No eco da chuva, ouço o velho refrão,
Uma melodia de tristeza, que traz dor ao coração,
Entre a alegria e as lágrimas, minha alma se perdeu,
Nas esquinas da vida, onde esse blues nasceu,
Chamas extintas no retrovisor do tempo,
Olhando pro Norte, não me perdi por um momento,
Lágrimas na poeira, misturadas à chuva,
Me lembram de um coração partido, um velho refrão de luta.
No eco da chuva, ouço o velho refrão,
Uma melodia de tristeza, que traz dor ao coração,
Entre a alegria e as lágrimas, minha alma se perdeu,
Nas esquinas da vida, onde esse blues nasceu.

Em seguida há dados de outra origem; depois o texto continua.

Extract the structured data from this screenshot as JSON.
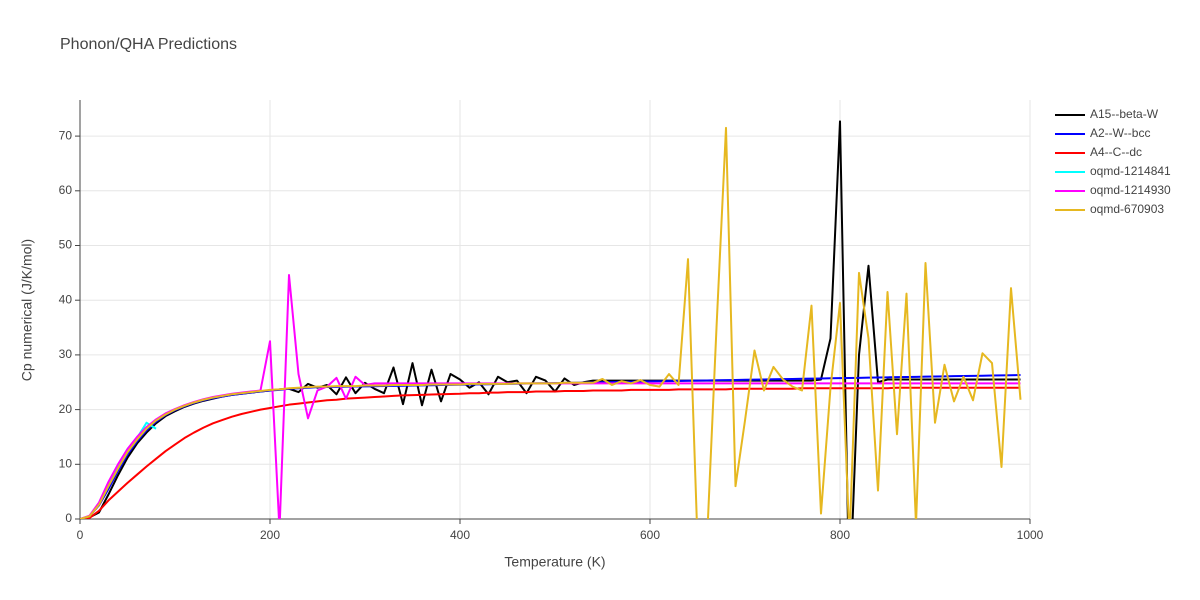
{
  "chart_data": {
    "type": "line",
    "title": "Phonon/QHA Predictions",
    "x_label": "Temperature (K)",
    "y_label": "Cp numerical (J/K/mol)",
    "xlim": [
      0,
      1000
    ],
    "ylim": [
      0,
      76.6
    ],
    "xticks": [
      0,
      200,
      400,
      600,
      800,
      1000
    ],
    "yticks": [
      0,
      10,
      20,
      30,
      40,
      50,
      60,
      70
    ],
    "grid": true,
    "legend": "right",
    "x": [
      0,
      10,
      20,
      30,
      40,
      50,
      60,
      70,
      80,
      90,
      100,
      110,
      120,
      130,
      140,
      150,
      160,
      170,
      180,
      190,
      200,
      210,
      220,
      230,
      240,
      250,
      260,
      270,
      280,
      290,
      300,
      310,
      320,
      330,
      340,
      350,
      360,
      370,
      380,
      390,
      400,
      410,
      420,
      430,
      440,
      450,
      460,
      470,
      480,
      490,
      500,
      510,
      520,
      530,
      540,
      550,
      560,
      570,
      580,
      590,
      600,
      610,
      620,
      630,
      640,
      650,
      660,
      670,
      680,
      690,
      700,
      710,
      720,
      730,
      740,
      750,
      760,
      770,
      780,
      790,
      800,
      810,
      820,
      830,
      840,
      850,
      860,
      870,
      880,
      890,
      900,
      910,
      920,
      930,
      940,
      950,
      960,
      970,
      980,
      990
    ],
    "series": [
      {
        "name": "A15--beta-W",
        "color": "#000000",
        "values": [
          0,
          0.3,
          1.2,
          4.5,
          8.0,
          11.2,
          13.8,
          15.8,
          17.5,
          18.8,
          19.7,
          20.5,
          21.1,
          21.6,
          22.0,
          22.4,
          22.7,
          22.9,
          23.1,
          23.3,
          23.5,
          23.7,
          23.8,
          23.2,
          24.7,
          24.0,
          24.5,
          22.8,
          25.9,
          23.0,
          24.9,
          23.8,
          23.0,
          27.7,
          21.0,
          28.5,
          20.8,
          27.3,
          21.5,
          26.5,
          25.5,
          24.0,
          25.0,
          22.8,
          26.0,
          25.0,
          25.3,
          23.0,
          26.0,
          25.3,
          23.3,
          25.7,
          24.5,
          25.0,
          25.3,
          25.3,
          25.3,
          25.3,
          25.3,
          25.3,
          25.3,
          25.3,
          25.3,
          25.3,
          25.3,
          25.3,
          25.3,
          25.3,
          25.3,
          25.3,
          25.3,
          25.3,
          25.3,
          25.3,
          25.3,
          25.3,
          25.3,
          25.3,
          25.5,
          33,
          72.7,
          -15,
          30,
          46.3,
          25,
          25.5,
          25.5,
          25.5,
          25.5,
          25.5,
          25.5,
          25.5,
          25.5,
          25.5,
          25.5,
          25.5,
          25.5,
          25.5,
          25.5,
          25.5
        ]
      },
      {
        "name": "A2--W--bcc",
        "color": "#0000ff",
        "values": [
          0,
          0.5,
          2.5,
          5.5,
          8.8,
          11.8,
          14.2,
          16.2,
          17.8,
          19.0,
          19.9,
          20.6,
          21.2,
          21.7,
          22.1,
          22.4,
          22.7,
          22.9,
          23.1,
          23.3,
          23.5,
          23.6,
          23.8,
          23.9,
          24.0,
          24.1,
          24.13,
          24.16,
          24.19,
          24.22,
          24.25,
          24.28,
          24.31,
          24.34,
          24.37,
          24.4,
          24.43,
          24.46,
          24.49,
          24.52,
          24.55,
          24.58,
          24.61,
          24.64,
          24.67,
          24.7,
          24.73,
          24.76,
          24.79,
          24.82,
          24.85,
          24.88,
          24.91,
          24.94,
          24.97,
          25.0,
          25.03,
          25.06,
          25.09,
          25.12,
          25.15,
          25.18,
          25.21,
          25.24,
          25.27,
          25.3,
          25.33,
          25.36,
          25.39,
          25.42,
          25.45,
          25.48,
          25.51,
          25.54,
          25.57,
          25.6,
          25.63,
          25.66,
          25.69,
          25.72,
          25.75,
          25.78,
          25.81,
          25.84,
          25.87,
          25.9,
          25.93,
          25.96,
          25.99,
          26.02,
          26.05,
          26.08,
          26.11,
          26.14,
          26.17,
          26.2,
          26.23,
          26.26,
          26.29,
          26.32
        ]
      },
      {
        "name": "A4--C--dc",
        "color": "#ff0000",
        "values": [
          0,
          0.2,
          1.5,
          3.4,
          5.0,
          6.6,
          8.1,
          9.6,
          11.0,
          12.4,
          13.6,
          14.8,
          15.8,
          16.7,
          17.5,
          18.1,
          18.7,
          19.2,
          19.6,
          20.0,
          20.3,
          20.6,
          20.9,
          21.1,
          21.3,
          21.5,
          21.7,
          21.8,
          22.0,
          22.1,
          22.2,
          22.3,
          22.4,
          22.5,
          22.6,
          22.65,
          22.7,
          22.75,
          22.8,
          22.85,
          22.9,
          23.0,
          23.0,
          23.1,
          23.1,
          23.2,
          23.2,
          23.2,
          23.3,
          23.3,
          23.3,
          23.4,
          23.4,
          23.4,
          23.5,
          23.5,
          23.5,
          23.5,
          23.6,
          23.6,
          23.6,
          23.6,
          23.6,
          23.7,
          23.7,
          23.7,
          23.7,
          23.7,
          23.7,
          23.8,
          23.8,
          23.8,
          23.8,
          23.8,
          23.8,
          23.8,
          23.9,
          23.9,
          23.9,
          23.9,
          23.9,
          23.9,
          23.9,
          23.9,
          23.9,
          23.9,
          24.0,
          24.0,
          24.0,
          24.0,
          24.0,
          24.0,
          24.0,
          24.0,
          24.0,
          24.0,
          24.0,
          24.0,
          24.0,
          24.0
        ]
      },
      {
        "name": "oqmd-1214841",
        "color": "#00ffff",
        "values": [
          0,
          0.5,
          2.8,
          6.5,
          9.8,
          12.8,
          14.8,
          17.6,
          16.5,
          null,
          null,
          null,
          null,
          null,
          null,
          null,
          null,
          null,
          null,
          null,
          null,
          null,
          null,
          null,
          null,
          null,
          null,
          null,
          null,
          null,
          null,
          null,
          null,
          null,
          null,
          null,
          null,
          null,
          null,
          null,
          null,
          null,
          null,
          null,
          null,
          null,
          null,
          null,
          null,
          null,
          null,
          null,
          null,
          null,
          null,
          null,
          null,
          null,
          null,
          null,
          null,
          null,
          null,
          null,
          null,
          null,
          null,
          null,
          null,
          null,
          null,
          null,
          null,
          null,
          null,
          null,
          null,
          null,
          null,
          null,
          null,
          null,
          null,
          null,
          null,
          null,
          null,
          null,
          null,
          null,
          null,
          null,
          null,
          null,
          null,
          null,
          null,
          null,
          null,
          null
        ]
      },
      {
        "name": "oqmd-1214930",
        "color": "#ff00ff",
        "values": [
          0,
          0.6,
          3.0,
          6.8,
          10.0,
          12.8,
          15.0,
          16.8,
          18.2,
          19.3,
          20.1,
          20.8,
          21.4,
          21.9,
          22.3,
          22.6,
          22.9,
          23.1,
          23.3,
          23.5,
          32.5,
          -2,
          44.6,
          26.5,
          18.4,
          23.5,
          24.2,
          25.8,
          22.0,
          26.0,
          24.5,
          24.8,
          24.8,
          24.8,
          24.8,
          24.8,
          24.8,
          24.8,
          24.8,
          24.8,
          24.8,
          24.8,
          24.8,
          24.8,
          24.8,
          24.8,
          24.8,
          24.8,
          24.8,
          24.8,
          24.8,
          24.8,
          24.8,
          24.8,
          24.8,
          24.8,
          24.8,
          24.8,
          24.8,
          24.8,
          24.8,
          24.8,
          24.8,
          24.8,
          24.8,
          24.8,
          24.8,
          24.8,
          24.8,
          24.8,
          24.8,
          24.8,
          24.8,
          24.8,
          24.8,
          24.8,
          24.8,
          24.8,
          24.8,
          24.8,
          24.8,
          24.8,
          24.8,
          24.8,
          24.8,
          24.8,
          24.8,
          24.8,
          24.8,
          24.8,
          24.8,
          24.8,
          24.8,
          24.8,
          24.8,
          24.8,
          24.8,
          24.8,
          24.8,
          24.8
        ]
      },
      {
        "name": "oqmd-670903",
        "color": "#e6b820",
        "values": [
          0,
          0.5,
          2.6,
          6.0,
          9.2,
          12.2,
          14.5,
          16.5,
          18.0,
          19.1,
          20.0,
          20.7,
          21.3,
          21.8,
          22.2,
          22.5,
          22.8,
          23.0,
          23.2,
          23.4,
          23.6,
          23.7,
          23.9,
          24.0,
          24.1,
          24.2,
          24.2,
          24.3,
          24.3,
          24.3,
          24.4,
          24.4,
          24.4,
          24.5,
          24.5,
          24.5,
          24.5,
          24.6,
          24.6,
          24.6,
          24.6,
          24.7,
          24.7,
          24.7,
          24.7,
          24.7,
          24.8,
          24.8,
          24.8,
          24.8,
          24.8,
          24.9,
          24.9,
          24.9,
          24.9,
          25.6,
          24.5,
          25.2,
          24.8,
          25.4,
          24.5,
          24.2,
          26.5,
          24.5,
          47.5,
          -4,
          -4,
          35,
          71.5,
          6,
          18,
          30.8,
          23.5,
          27.8,
          25.5,
          24.2,
          23.5,
          39,
          1,
          24,
          39.5,
          -4,
          45,
          33,
          5.2,
          41.5,
          15.5,
          41.2,
          -1,
          46.8,
          17.6,
          28.2,
          21.5,
          26,
          21.7,
          30.3,
          28.5,
          9.5,
          42.2,
          21.8
        ]
      }
    ]
  }
}
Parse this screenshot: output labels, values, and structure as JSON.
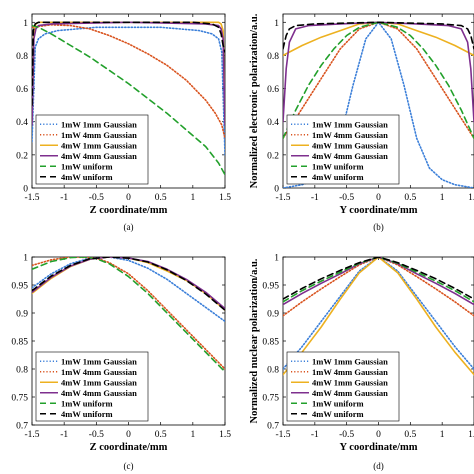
{
  "series_styles": [
    {
      "name": "1mW 1mm Gaussian",
      "color": "#3b7fd9",
      "dash": "1.2,2"
    },
    {
      "name": "1mW 4mm Gaussian",
      "color": "#d9531e",
      "dash": "1.2,2"
    },
    {
      "name": "4mW 1mm Gaussian",
      "color": "#edb120",
      "dash": ""
    },
    {
      "name": "4mW 4mm Gaussian",
      "color": "#7e2f8e",
      "dash": ""
    },
    {
      "name": "1mW uniform",
      "color": "#22a02b",
      "dash": "6,4"
    },
    {
      "name": "4mW uniform",
      "color": "#000000",
      "dash": "6,4"
    }
  ],
  "chart_data": [
    {
      "type": "line",
      "caption": "(a)",
      "xlabel": "Z coordinate/mm",
      "ylabel": "",
      "xlim": [
        -1.5,
        1.5
      ],
      "ylim": [
        0,
        1.05
      ],
      "xticks": [
        "-1.5",
        "-1",
        "-0.5",
        "0",
        "0.5",
        "1",
        "1.5"
      ],
      "yticks": [
        "0",
        "0.2",
        "0.4",
        "0.6",
        "0.8",
        "1"
      ],
      "legend_position": "bottom-left",
      "series": [
        {
          "name": "1mW 1mm Gaussian",
          "x": [
            -1.5,
            -1.45,
            -1.4,
            -1.3,
            -1.1,
            -0.5,
            0,
            0.5,
            1.1,
            1.3,
            1.4,
            1.45,
            1.5
          ],
          "values": [
            0.28,
            0.85,
            0.9,
            0.93,
            0.95,
            0.97,
            0.97,
            0.97,
            0.95,
            0.93,
            0.9,
            0.82,
            0.2
          ]
        },
        {
          "name": "1mW 4mm Gaussian",
          "x": [
            -1.5,
            -1.2,
            -0.9,
            -0.6,
            -0.3,
            0,
            0.3,
            0.6,
            0.9,
            1.2,
            1.35,
            1.45,
            1.5
          ],
          "values": [
            0.97,
            0.985,
            0.98,
            0.96,
            0.92,
            0.87,
            0.81,
            0.74,
            0.65,
            0.53,
            0.45,
            0.38,
            0.3
          ]
        },
        {
          "name": "4mW 1mm Gaussian",
          "x": [
            -1.5,
            -1.47,
            -1.44,
            -1.4,
            -1,
            0,
            1,
            1.4,
            1.44,
            1.47,
            1.5
          ],
          "values": [
            0.4,
            0.95,
            0.99,
            1.0,
            1.0,
            1.0,
            1.0,
            1.0,
            0.99,
            0.95,
            0.4
          ]
        },
        {
          "name": "4mW 4mm Gaussian",
          "x": [
            -1.5,
            -1.47,
            -1.44,
            -1.4,
            -1.2,
            -0.6,
            0,
            0.6,
            1.2,
            1.4,
            1.44,
            1.47,
            1.5
          ],
          "values": [
            0.38,
            0.9,
            0.96,
            0.98,
            0.99,
            0.995,
            1.0,
            0.995,
            0.99,
            0.98,
            0.96,
            0.9,
            0.38
          ]
        },
        {
          "name": "1mW uniform",
          "x": [
            -1.5,
            -1.4,
            -1.2,
            -0.9,
            -0.6,
            -0.3,
            0,
            0.3,
            0.6,
            0.9,
            1.2,
            1.4,
            1.5
          ],
          "values": [
            0.98,
            0.97,
            0.93,
            0.86,
            0.79,
            0.71,
            0.63,
            0.54,
            0.45,
            0.35,
            0.25,
            0.15,
            0.08
          ]
        },
        {
          "name": "4mW uniform",
          "x": [
            -1.5,
            -1.48,
            -1.45,
            -1.4,
            -1,
            0,
            1,
            1.3,
            1.4,
            1.44,
            1.47,
            1.5
          ],
          "values": [
            0.5,
            0.95,
            0.99,
            1.0,
            1.0,
            1.0,
            1.0,
            0.99,
            0.97,
            0.93,
            0.86,
            0.82
          ]
        }
      ]
    },
    {
      "type": "line",
      "caption": "(b)",
      "xlabel": "Y coordinate/mm",
      "ylabel": "Normalized electronic polarization/a.u.",
      "xlim": [
        -1.5,
        1.5
      ],
      "ylim": [
        0,
        1.05
      ],
      "xticks": [
        "-1.5",
        "-1",
        "-0.5",
        "0",
        "0.5",
        "1",
        "1.5"
      ],
      "yticks": [
        "0",
        "0.2",
        "0.4",
        "0.6",
        "0.8",
        "1"
      ],
      "legend_position": "bottom-left",
      "series": [
        {
          "name": "1mW 1mm Gaussian",
          "x": [
            -1.5,
            -1.2,
            -1,
            -0.8,
            -0.6,
            -0.4,
            -0.2,
            0,
            0.2,
            0.4,
            0.6,
            0.8,
            1,
            1.2,
            1.5
          ],
          "values": [
            0.0,
            0.02,
            0.05,
            0.12,
            0.3,
            0.62,
            0.9,
            1.0,
            0.9,
            0.62,
            0.3,
            0.12,
            0.05,
            0.02,
            0.0
          ]
        },
        {
          "name": "1mW 4mm Gaussian",
          "x": [
            -1.5,
            -1.2,
            -0.9,
            -0.6,
            -0.3,
            0,
            0.3,
            0.6,
            0.9,
            1.2,
            1.5
          ],
          "values": [
            0.3,
            0.48,
            0.66,
            0.84,
            0.96,
            1.0,
            0.96,
            0.84,
            0.66,
            0.48,
            0.3
          ]
        },
        {
          "name": "4mW 1mm Gaussian",
          "x": [
            -1.5,
            -1.2,
            -0.9,
            -0.6,
            -0.3,
            0,
            0.3,
            0.6,
            0.9,
            1.2,
            1.5
          ],
          "values": [
            0.8,
            0.86,
            0.91,
            0.95,
            0.99,
            1.0,
            0.99,
            0.95,
            0.91,
            0.86,
            0.8
          ]
        },
        {
          "name": "4mW 4mm Gaussian",
          "x": [
            -1.5,
            -1.45,
            -1.4,
            -1.3,
            -1.1,
            -0.6,
            0,
            0.6,
            1.1,
            1.3,
            1.4,
            1.45,
            1.5
          ],
          "values": [
            0.4,
            0.72,
            0.88,
            0.96,
            0.98,
            0.99,
            1.0,
            0.99,
            0.98,
            0.96,
            0.88,
            0.72,
            0.4
          ]
        },
        {
          "name": "1mW uniform",
          "x": [
            -1.5,
            -1.3,
            -1.1,
            -0.9,
            -0.7,
            -0.5,
            -0.3,
            0,
            0.3,
            0.5,
            0.7,
            0.9,
            1.1,
            1.3,
            1.5
          ],
          "values": [
            0.3,
            0.47,
            0.62,
            0.74,
            0.84,
            0.92,
            0.97,
            1.0,
            0.97,
            0.92,
            0.84,
            0.74,
            0.62,
            0.47,
            0.3
          ]
        },
        {
          "name": "4mW uniform",
          "x": [
            -1.5,
            -1.45,
            -1.4,
            -1.3,
            -1,
            0,
            1,
            1.3,
            1.4,
            1.45,
            1.5
          ],
          "values": [
            0.84,
            0.92,
            0.96,
            0.98,
            0.99,
            1.0,
            0.99,
            0.98,
            0.96,
            0.92,
            0.84
          ]
        }
      ]
    },
    {
      "type": "line",
      "caption": "(c)",
      "xlabel": "Z coordinate/mm",
      "ylabel": "",
      "xlim": [
        -1.5,
        1.5
      ],
      "ylim": [
        0.7,
        1.0
      ],
      "xticks": [
        "-1.5",
        "-1",
        "-0.5",
        "0",
        "0.5",
        "1",
        "1.5"
      ],
      "yticks": [
        "0.7",
        "0.75",
        "0.8",
        "0.85",
        "0.9",
        "0.95",
        "1"
      ],
      "legend_position": "bottom-left",
      "series": [
        {
          "name": "1mW 1mm Gaussian",
          "x": [
            -1.5,
            -1.2,
            -0.9,
            -0.6,
            -0.3,
            0,
            0.3,
            0.6,
            0.9,
            1.2,
            1.5
          ],
          "values": [
            0.945,
            0.97,
            0.988,
            0.998,
            1.0,
            0.994,
            0.98,
            0.96,
            0.935,
            0.91,
            0.885
          ]
        },
        {
          "name": "1mW 4mm Gaussian",
          "x": [
            -1.5,
            -1.2,
            -0.9,
            -0.6,
            -0.5,
            -0.3,
            0,
            0.3,
            0.6,
            0.9,
            1.2,
            1.5
          ],
          "values": [
            0.985,
            0.995,
            1.0,
            0.999,
            0.998,
            0.99,
            0.97,
            0.94,
            0.905,
            0.87,
            0.835,
            0.8
          ]
        },
        {
          "name": "4mW 1mm Gaussian",
          "x": [
            -1.5,
            -1.2,
            -0.9,
            -0.6,
            -0.3,
            0,
            0.3,
            0.6,
            0.9,
            1.2,
            1.5
          ],
          "values": [
            0.935,
            0.962,
            0.983,
            0.996,
            1.0,
            0.998,
            0.99,
            0.975,
            0.958,
            0.935,
            0.905
          ]
        },
        {
          "name": "4mW 4mm Gaussian",
          "x": [
            -1.5,
            -1.2,
            -0.9,
            -0.6,
            -0.3,
            0,
            0.3,
            0.6,
            0.9,
            1.2,
            1.5
          ],
          "values": [
            0.937,
            0.964,
            0.984,
            0.996,
            1.0,
            0.998,
            0.992,
            0.978,
            0.96,
            0.937,
            0.908
          ]
        },
        {
          "name": "1mW uniform",
          "x": [
            -1.5,
            -1.2,
            -0.9,
            -0.7,
            -0.5,
            -0.3,
            0,
            0.3,
            0.6,
            0.9,
            1.2,
            1.5
          ],
          "values": [
            0.978,
            0.992,
            0.999,
            1.0,
            0.997,
            0.988,
            0.965,
            0.935,
            0.9,
            0.865,
            0.83,
            0.795
          ]
        },
        {
          "name": "4mW uniform",
          "x": [
            -1.5,
            -1.2,
            -0.9,
            -0.6,
            -0.3,
            0,
            0.3,
            0.6,
            0.9,
            1.2,
            1.5
          ],
          "values": [
            0.94,
            0.966,
            0.985,
            0.997,
            1.0,
            0.998,
            0.991,
            0.977,
            0.958,
            0.934,
            0.905
          ]
        }
      ]
    },
    {
      "type": "line",
      "caption": "(d)",
      "xlabel": "Y coordinate/mm",
      "ylabel": "Normalized nuclear polarization/a.u.",
      "xlim": [
        -1.5,
        1.5
      ],
      "ylim": [
        0.7,
        1.0
      ],
      "xticks": [
        "-1.5",
        "-1",
        "-0.5",
        "0",
        "0.5",
        "1",
        "1.5"
      ],
      "yticks": [
        "0.7",
        "0.75",
        "0.8",
        "0.85",
        "0.9",
        "0.95",
        "1"
      ],
      "legend_position": "bottom-left",
      "series": [
        {
          "name": "1mW 1mm Gaussian",
          "x": [
            -1.5,
            -1.2,
            -0.9,
            -0.6,
            -0.3,
            0,
            0.3,
            0.6,
            0.9,
            1.2,
            1.5
          ],
          "values": [
            0.8,
            0.84,
            0.885,
            0.93,
            0.975,
            1.0,
            0.975,
            0.93,
            0.885,
            0.84,
            0.8
          ]
        },
        {
          "name": "1mW 4mm Gaussian",
          "x": [
            -1.5,
            -1.2,
            -0.9,
            -0.6,
            -0.3,
            0,
            0.3,
            0.6,
            0.9,
            1.2,
            1.5
          ],
          "values": [
            0.895,
            0.92,
            0.943,
            0.965,
            0.986,
            1.0,
            0.986,
            0.965,
            0.943,
            0.92,
            0.895
          ]
        },
        {
          "name": "4mW 1mm Gaussian",
          "x": [
            -1.5,
            -1.2,
            -0.9,
            -0.6,
            -0.3,
            0,
            0.3,
            0.6,
            0.9,
            1.2,
            1.5
          ],
          "values": [
            0.79,
            0.83,
            0.875,
            0.925,
            0.972,
            1.0,
            0.972,
            0.925,
            0.875,
            0.83,
            0.79
          ]
        },
        {
          "name": "4mW 4mm Gaussian",
          "x": [
            -1.5,
            -1.2,
            -0.9,
            -0.6,
            -0.3,
            0,
            0.3,
            0.6,
            0.9,
            1.2,
            1.5
          ],
          "values": [
            0.915,
            0.935,
            0.953,
            0.97,
            0.988,
            1.0,
            0.988,
            0.97,
            0.953,
            0.935,
            0.915
          ]
        },
        {
          "name": "1mW uniform",
          "x": [
            -1.5,
            -1.2,
            -0.9,
            -0.6,
            -0.3,
            0,
            0.3,
            0.6,
            0.9,
            1.2,
            1.5
          ],
          "values": [
            0.92,
            0.94,
            0.957,
            0.973,
            0.989,
            1.0,
            0.989,
            0.973,
            0.957,
            0.94,
            0.92
          ]
        },
        {
          "name": "4mW uniform",
          "x": [
            -1.5,
            -1.2,
            -0.9,
            -0.6,
            -0.3,
            0,
            0.3,
            0.6,
            0.9,
            1.2,
            1.5
          ],
          "values": [
            0.925,
            0.944,
            0.961,
            0.976,
            0.99,
            1.0,
            0.99,
            0.976,
            0.961,
            0.944,
            0.925
          ]
        }
      ]
    }
  ]
}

O vento dedilha as cordas de uma canção antiga,
Um lamento da alma, onde tudo deu em briga.
Nas esquinas do tempo, onde os espíritos se perdem,
É em um quarto de motel onde duas almas fervem
No eco da chuva, ouço o velho refrão,
Uma melodia de tristeza, que traz dor ao coração,
Entre a alegria e as lágrimas, minha alma se perdeu,
Nas esquinas da vida, onde esse blues nasceu.
E assim sigo essa linha, entre a luz e a escuridão,
Com o blues no meu peito, me puxando pela mão,
Ao som do vento, essa velha melodia,
Tocando minha vida, sob a escuridao do dia.